May 23, 2010
Politically and economically, India and the United States (US) play a significant role in the global arena. The US is India's largest export destination and also one of the leading foreign investors in India. Further, according to a PricewaterhouseCoopers study released in 2008, the Indian economy is estimated to grow to 90 per cent of the US economy by 2050.
In November 2009, as part of the India-US Green partnership, the US agreed to help India set up the National Environment Protection Authority (NEPA). The move is part of efforts to strengthen cooperation and partnership between the two countries on environment and climate-related issues.
Moreover, US fund houses are showing great confidence in the Indian economy. In August 2009, they launched five more India-specific exchange-traded funds (ETFs) to tap India's growth potential.
On other fronts too, India and the US continue to enter into agreements. In July 2009, they concluded three agreements including the creation of a science and technology endowment fund and a technical safeguard agreement for the launch of civilian satellites incorporating US components.
On Prime Minister Dr Manmohan Singh's US visit in November 2009, the Obama-Singh 21st Century Knowledge Initiative was set up to strengthen linkages between American and Indian universities.
Other key outcomes as a result of the visit include partnership for global peace and security and cooperation in energy security, food security and climate change.
India and the US signed the India-US Trade Policy Forum Framework for Cooperation on Trade and Investment in March 2010, which seeks to facilitate trade and investment flows between the two countries. An initiative "Integrating US and Indian small businesses into the global supply chain", which aims to expand trade and job-creating opportunities for US and Indian small and medium-sized companies, was also announced.
According to the Ministry of Commerce, bilateral trade between India and US amounted to US$ 39.71 billion in 2008-09.
Imports from US form 6.11 per cent of India's total imports. India imports fertilisers, nuclear reactors, gems and jewellery, aircraft, electrical machinery and equipment from the US. Indian imports from the US dropped by 11.89 per cent to US$ 18.56 billion in 2008-09 as against US$ 21.02 billion in 2007-08.

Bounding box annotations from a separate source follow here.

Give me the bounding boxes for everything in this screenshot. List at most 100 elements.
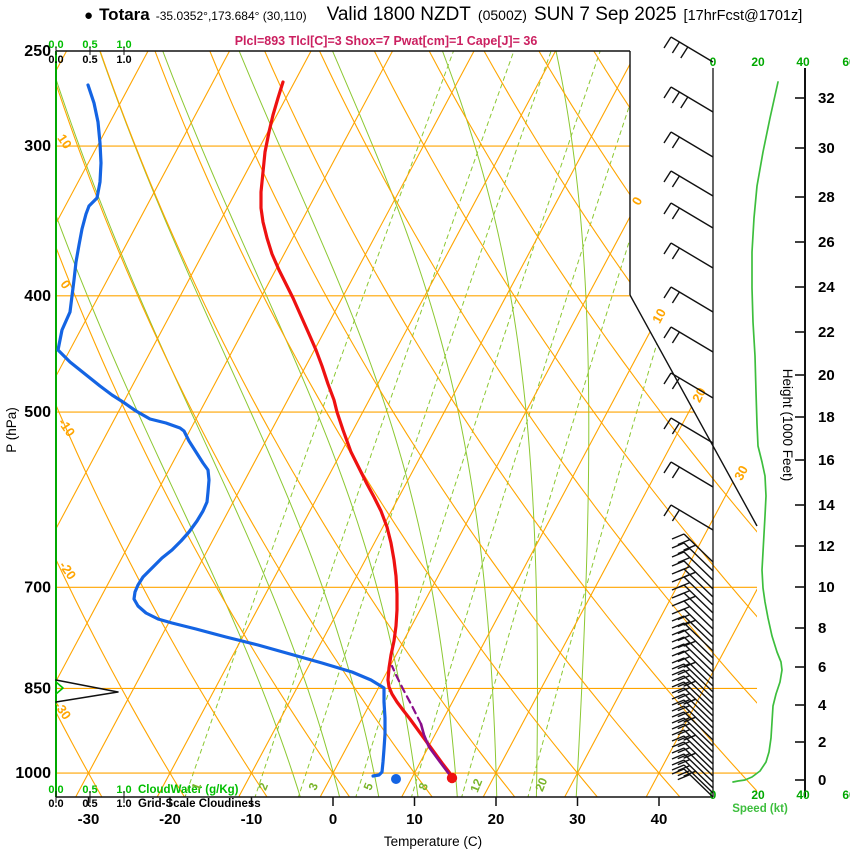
svg-text:0: 0 [818, 772, 826, 789]
svg-text:0.0: 0.0 [48, 784, 63, 796]
svg-text:6: 6 [818, 659, 826, 676]
forecast-run-info: [17hrFcst@1701z] [683, 8, 803, 24]
parcel-curve-solid [419, 722, 454, 780]
station-coordinates: -35.0352°,173.684° (30,110) [155, 9, 307, 23]
svg-text:10: 10 [54, 131, 75, 151]
svg-text:-20: -20 [159, 811, 181, 828]
svg-text:20: 20 [532, 775, 550, 793]
svg-text:1: 1 [189, 780, 205, 792]
station-bullet-icon: ● [84, 7, 94, 24]
svg-text:40: 40 [796, 788, 810, 802]
svg-text:-10: -10 [55, 415, 78, 439]
wind-speed-curve [732, 81, 783, 783]
svg-text:1.0: 1.0 [116, 39, 131, 51]
station-name: Totara [99, 5, 150, 24]
svg-text:1.0: 1.0 [116, 798, 131, 810]
svg-text:10: 10 [818, 579, 835, 596]
svg-text:60: 60 [842, 788, 850, 802]
svg-text:20: 20 [488, 811, 505, 828]
svg-text:700: 700 [24, 579, 51, 596]
svg-text:0.5: 0.5 [82, 39, 97, 51]
speed-axis: 00202040406060Speed (kt) [710, 55, 850, 815]
svg-text:0: 0 [710, 55, 717, 69]
svg-text:16: 16 [818, 452, 835, 469]
pressure-axis: 250 300 400 500 700 850 1000 P (hPa) [4, 43, 51, 782]
svg-text:4: 4 [818, 697, 827, 714]
svg-text:22: 22 [818, 324, 835, 341]
svg-text:20: 20 [751, 788, 765, 802]
svg-text:2: 2 [818, 734, 826, 751]
thermodynamic-grid [56, 51, 757, 797]
svg-text:20: 20 [818, 367, 835, 384]
svg-text:8: 8 [818, 620, 826, 637]
sounding-indices: Plcl=893 Tlcl[C]=3 Shox=7 Pwat[cm]=1 Cap… [234, 34, 538, 48]
svg-text:1.0: 1.0 [116, 784, 131, 796]
cloud-scales: 0.0 0.0 0.0 0.0 0.5 0.5 0.5 0.5 1.0 1.0 1.0 1.0 Clou… [48, 39, 260, 810]
svg-text:20: 20 [689, 385, 709, 405]
dewpoint-curve [56, 83, 387, 778]
svg-text:2: 2 [256, 780, 272, 792]
svg-text:400: 400 [24, 288, 51, 305]
svg-text:300: 300 [24, 138, 51, 155]
svg-text:P (hPa): P (hPa) [4, 407, 19, 453]
wind-barbs [663, 36, 714, 798]
title-bar: ● Totara -35.0352°,173.684° (30,110) Val… [84, 4, 802, 26]
utc-time: (0500Z) [477, 7, 527, 23]
svg-text:-30: -30 [78, 811, 100, 828]
svg-text:0: 0 [629, 194, 646, 207]
parcel-curve-dashed [390, 664, 423, 726]
svg-text:24: 24 [818, 279, 835, 296]
svg-text:0.5: 0.5 [82, 54, 97, 66]
svg-text:5: 5 [361, 780, 377, 792]
svg-text:0.5: 0.5 [82, 798, 97, 810]
svg-text:20: 20 [751, 55, 765, 69]
svg-text:0.5: 0.5 [82, 784, 97, 796]
svg-text:0.0: 0.0 [48, 39, 63, 51]
valid-time: Valid 1800 NZDT [326, 4, 471, 25]
svg-text:0.0: 0.0 [48, 54, 63, 66]
svg-text:10: 10 [649, 306, 669, 326]
svg-text:0: 0 [710, 788, 717, 802]
svg-text:12: 12 [818, 538, 835, 555]
surface-temperature-dot [446, 772, 458, 784]
svg-text:-30: -30 [51, 698, 74, 722]
svg-text:1.0: 1.0 [116, 54, 131, 66]
svg-text:12: 12 [467, 776, 485, 794]
svg-text:0: 0 [329, 811, 337, 828]
svg-text:850: 850 [24, 680, 51, 697]
svg-text:30: 30 [569, 811, 586, 828]
svg-text:10: 10 [406, 811, 423, 828]
plot-frame [55, 50, 806, 798]
surface-dewpoint-dot [391, 774, 401, 784]
temperature-axis: -30 -20 -10 0 10 20 30 40 Temperature (C) [78, 797, 667, 849]
svg-text:14: 14 [818, 497, 835, 514]
svg-text:28: 28 [818, 189, 835, 206]
svg-text:60: 60 [842, 55, 850, 69]
sounding-curves [56, 80, 783, 784]
svg-text:40: 40 [796, 55, 810, 69]
svg-text:18: 18 [818, 409, 835, 426]
svg-text:30: 30 [731, 463, 751, 483]
valid-date: SUN 7 Sep 2025 [533, 4, 677, 25]
svg-text:Height (1000 Feet): Height (1000 Feet) [780, 369, 795, 482]
svg-text:8: 8 [416, 780, 432, 792]
svg-text:500: 500 [24, 404, 51, 421]
svg-text:-10: -10 [241, 811, 263, 828]
svg-text:1000: 1000 [15, 765, 51, 782]
svg-text:Temperature (C): Temperature (C) [384, 834, 482, 849]
cloudiness-traces [55, 679, 119, 703]
svg-text:26: 26 [818, 234, 835, 251]
svg-text:Speed (kt): Speed (kt) [732, 803, 788, 815]
svg-text:250: 250 [24, 43, 51, 60]
svg-text:3: 3 [306, 780, 322, 792]
svg-text:-20: -20 [56, 558, 79, 582]
temperature-curve [259, 80, 454, 779]
svg-text:32: 32 [818, 90, 835, 107]
svg-text:CloudWater (g/Kg): CloudWater (g/Kg) [138, 784, 239, 796]
svg-text:30: 30 [818, 140, 835, 157]
svg-text:Grid-Scale Cloudiness: Grid-Scale Cloudiness [138, 798, 261, 810]
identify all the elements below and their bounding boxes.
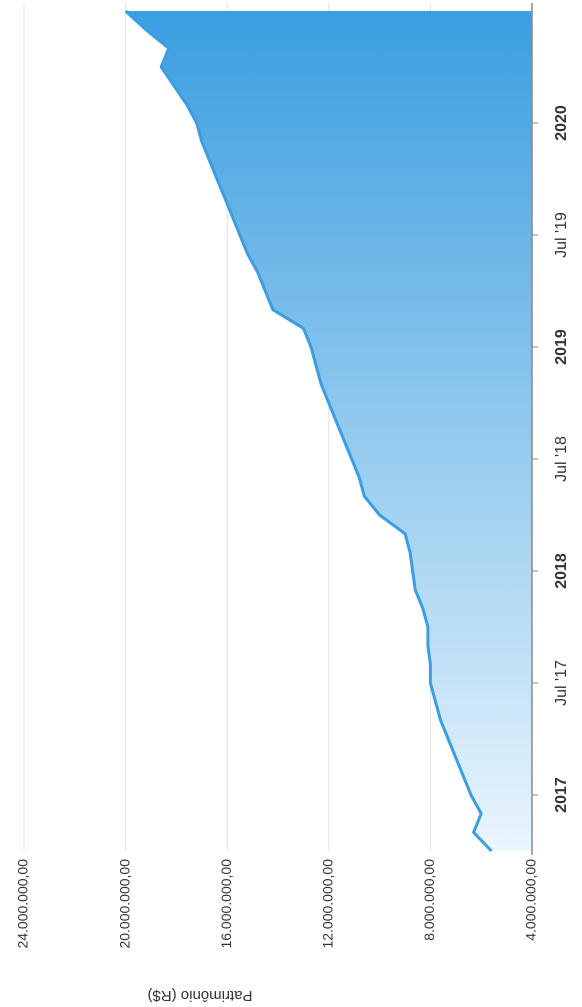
y-tick-label: 8.000.000,00 xyxy=(421,859,437,941)
area-line xyxy=(124,9,493,853)
y-tick-label: 12.000.000,00 xyxy=(320,859,336,949)
y-tick-label: 20.000.000,00 xyxy=(116,859,132,949)
y-tick-label: 16.000.000,00 xyxy=(218,859,234,949)
x-tick-label: Jul '17 xyxy=(553,660,570,706)
y-tick-label: 4.000.000,00 xyxy=(523,859,539,941)
x-tick-label: 2019 xyxy=(553,329,570,365)
x-tick-label: Jul '18 xyxy=(553,436,570,482)
x-tick-label: 2020 xyxy=(553,105,570,141)
x-tick-label: 2018 xyxy=(553,553,570,589)
plot: Patrimônio (R$) 4.000.000,00 8.000.000,00… xyxy=(15,3,570,1004)
y-axis-title: Patrimônio (R$) xyxy=(147,987,252,1004)
y-tick-label: 24.000.000,00 xyxy=(15,859,31,949)
area-fill xyxy=(125,11,532,851)
x-tick-label: Jul '19 xyxy=(553,212,570,258)
x-tick-label: 2017 xyxy=(553,777,570,813)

Exports to the US form 11.41 per cent of India's total exports. India mostly exports gems and jewellery, articles of iron or steel, electrical machinery and equipment, apparel and clothing accessories to the US.

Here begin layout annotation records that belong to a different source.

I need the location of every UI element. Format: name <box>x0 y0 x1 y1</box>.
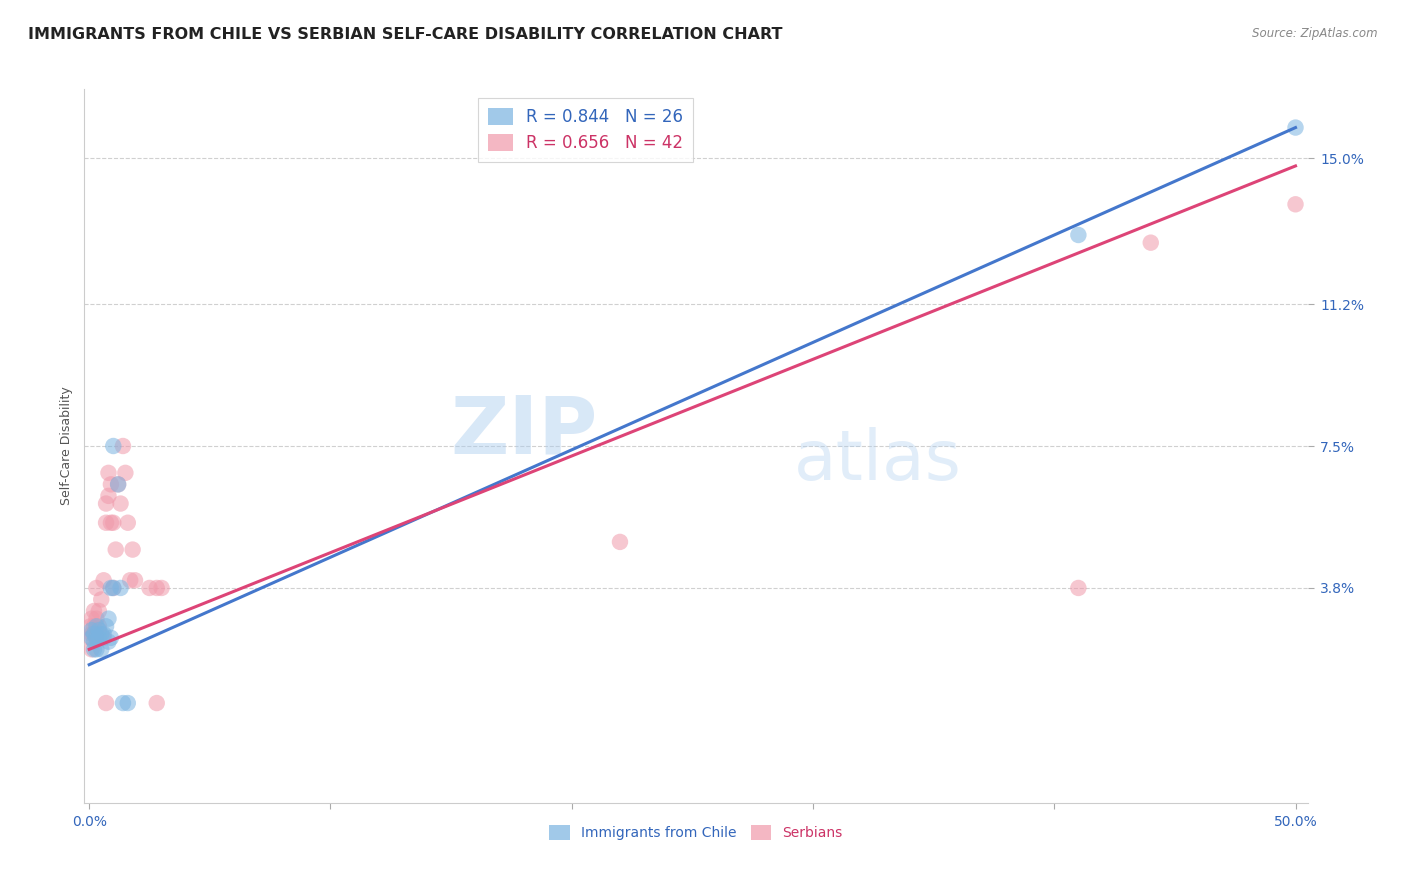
Point <box>609 535 631 549</box>
Point <box>1067 227 1090 242</box>
Text: ZIP: ZIP <box>451 392 598 471</box>
Point <box>1284 120 1306 135</box>
Point <box>80 642 103 657</box>
Point <box>83 627 105 641</box>
Point <box>87 623 110 637</box>
Point <box>97 612 120 626</box>
Point <box>145 581 167 595</box>
Point <box>93 631 115 645</box>
Point <box>93 627 115 641</box>
Text: Source: ZipAtlas.com: Source: ZipAtlas.com <box>1253 27 1378 40</box>
Point <box>104 542 127 557</box>
Point <box>97 466 120 480</box>
Point <box>87 619 110 633</box>
Point <box>86 612 108 626</box>
Point <box>83 604 105 618</box>
Point <box>103 581 125 595</box>
Point <box>90 592 112 607</box>
Point <box>103 516 125 530</box>
Point <box>107 477 129 491</box>
Point <box>83 627 105 641</box>
Point <box>145 696 167 710</box>
Point <box>1139 235 1161 250</box>
Point <box>80 631 103 645</box>
Point <box>86 581 108 595</box>
Point <box>120 574 142 588</box>
Point <box>97 489 120 503</box>
Point <box>90 642 112 657</box>
Point <box>94 619 117 633</box>
Point <box>94 497 117 511</box>
Point <box>83 619 105 633</box>
Point <box>1067 581 1090 595</box>
Point <box>110 581 132 595</box>
Point <box>86 631 108 645</box>
Point <box>80 612 103 626</box>
Text: IMMIGRANTS FROM CHILE VS SERBIAN SELF-CARE DISABILITY CORRELATION CHART: IMMIGRANTS FROM CHILE VS SERBIAN SELF-CA… <box>28 27 783 42</box>
Point <box>86 619 108 633</box>
Point <box>90 627 112 641</box>
Point <box>93 574 115 588</box>
Point <box>83 634 105 648</box>
Point <box>103 439 125 453</box>
Point <box>117 516 139 530</box>
Point <box>121 542 143 557</box>
Point <box>94 696 117 710</box>
Point <box>87 604 110 618</box>
Point <box>100 516 122 530</box>
Point <box>86 631 108 645</box>
Point <box>117 696 139 710</box>
Point <box>1284 197 1306 211</box>
Point <box>110 497 132 511</box>
Point <box>87 631 110 645</box>
Point <box>100 581 122 595</box>
Point <box>103 581 125 595</box>
Text: atlas: atlas <box>794 426 962 494</box>
Point <box>79 631 101 645</box>
Point <box>150 581 173 595</box>
Point <box>94 516 117 530</box>
Point <box>111 439 134 453</box>
Point <box>114 466 136 480</box>
Point <box>97 634 120 648</box>
Point <box>111 696 134 710</box>
Y-axis label: Self-Care Disability: Self-Care Disability <box>60 386 73 506</box>
Legend: Immigrants from Chile, Serbians: Immigrants from Chile, Serbians <box>544 820 848 846</box>
Point <box>138 581 160 595</box>
Point <box>100 631 122 645</box>
Point <box>83 642 105 657</box>
Point <box>107 477 129 491</box>
Point <box>124 574 146 588</box>
Point <box>80 623 103 637</box>
Point <box>100 477 122 491</box>
Point <box>79 619 101 633</box>
Point <box>86 642 108 657</box>
Point <box>80 627 103 641</box>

During 2008-09, merchandise exports from India to the US went up by 2.02 per cent to reach US$ 21.14 billion against US$ 20.73 billion in 2007-08.
Between April and September 2009-10, India has exported goods worth US$ 8.94 billion to the US, while it has imported goods worth US$ 7.43 billion during the same period.
According to a study released by the Confederation of Indian Industry (CII) in November 2009 titled 'India and the United States: Trade and Investment Analysis' the Indo-US services trade is likely to grow to US$ 150 billion by 2015.
US Investments in India
India's rapidly expanding economy along with a booming consumer market and easy availability of skilled personnel has been instrumental in attracting several American companies to invest in India. The US is the third largest contributor of foreign direct investment (FDI) in India. The overall FDI flow into India from the US during April 2000-February 2010, according to the Department of Industrial Policy and Promotion was US$ 8.21 billion. During 2008-09, FDI inflow from the US was US$ 1.80 billion. FDI inflow between April to February 2009-10 was US$ 1.88 billion.
After companies like Microsoft, Intel, IBM, Dell, Citigroup, J P Morgan and Morgan Stanley, many other US companies are also planning to enter the Indian market with big investments.
Indian Investments in the US
India has emerged as the second fastest growing investor in the United States after the UAE between 2004 and 2008, according to Under Secretary of State for Economic, Energy and Agricultural Affairs Robert D Hormats. Between 2004 and 2008, India accounted for 64 per cent of the foreign direct investment in the US.
According to data released by the US Treasury Department, India's holdings amounted to US$ 29.6 billion in December 2009. The holdings were higher than in the corresponding period of the previous year by US$ 400 million.
Besides the Reserve Bank of India (RBI), institutions that invest in US Treasuries include the General Insurance Corporation of India, foreign branches/subsidiaries of domestic banks and domestic mutual funds that are permitted to invest in foreign securities.
Some recent investments include:
There are several areas where there is abundant scope to further improve economic cooperation between India and the US. Opportunities for progress exists especially in areas like communication infrastructure, IT, telecom, IT-enabled services, data centres, software development, and other knowledge industries such as pharmaceuticals and biotechnology.
According to a CII report titled 'India-US Economic Relations: The Next Decade' released in June 2009, bilateral trade between India and the US could increase eight fold to US$ 320 billion in 2018 from US$ 42 billion in 2007-08.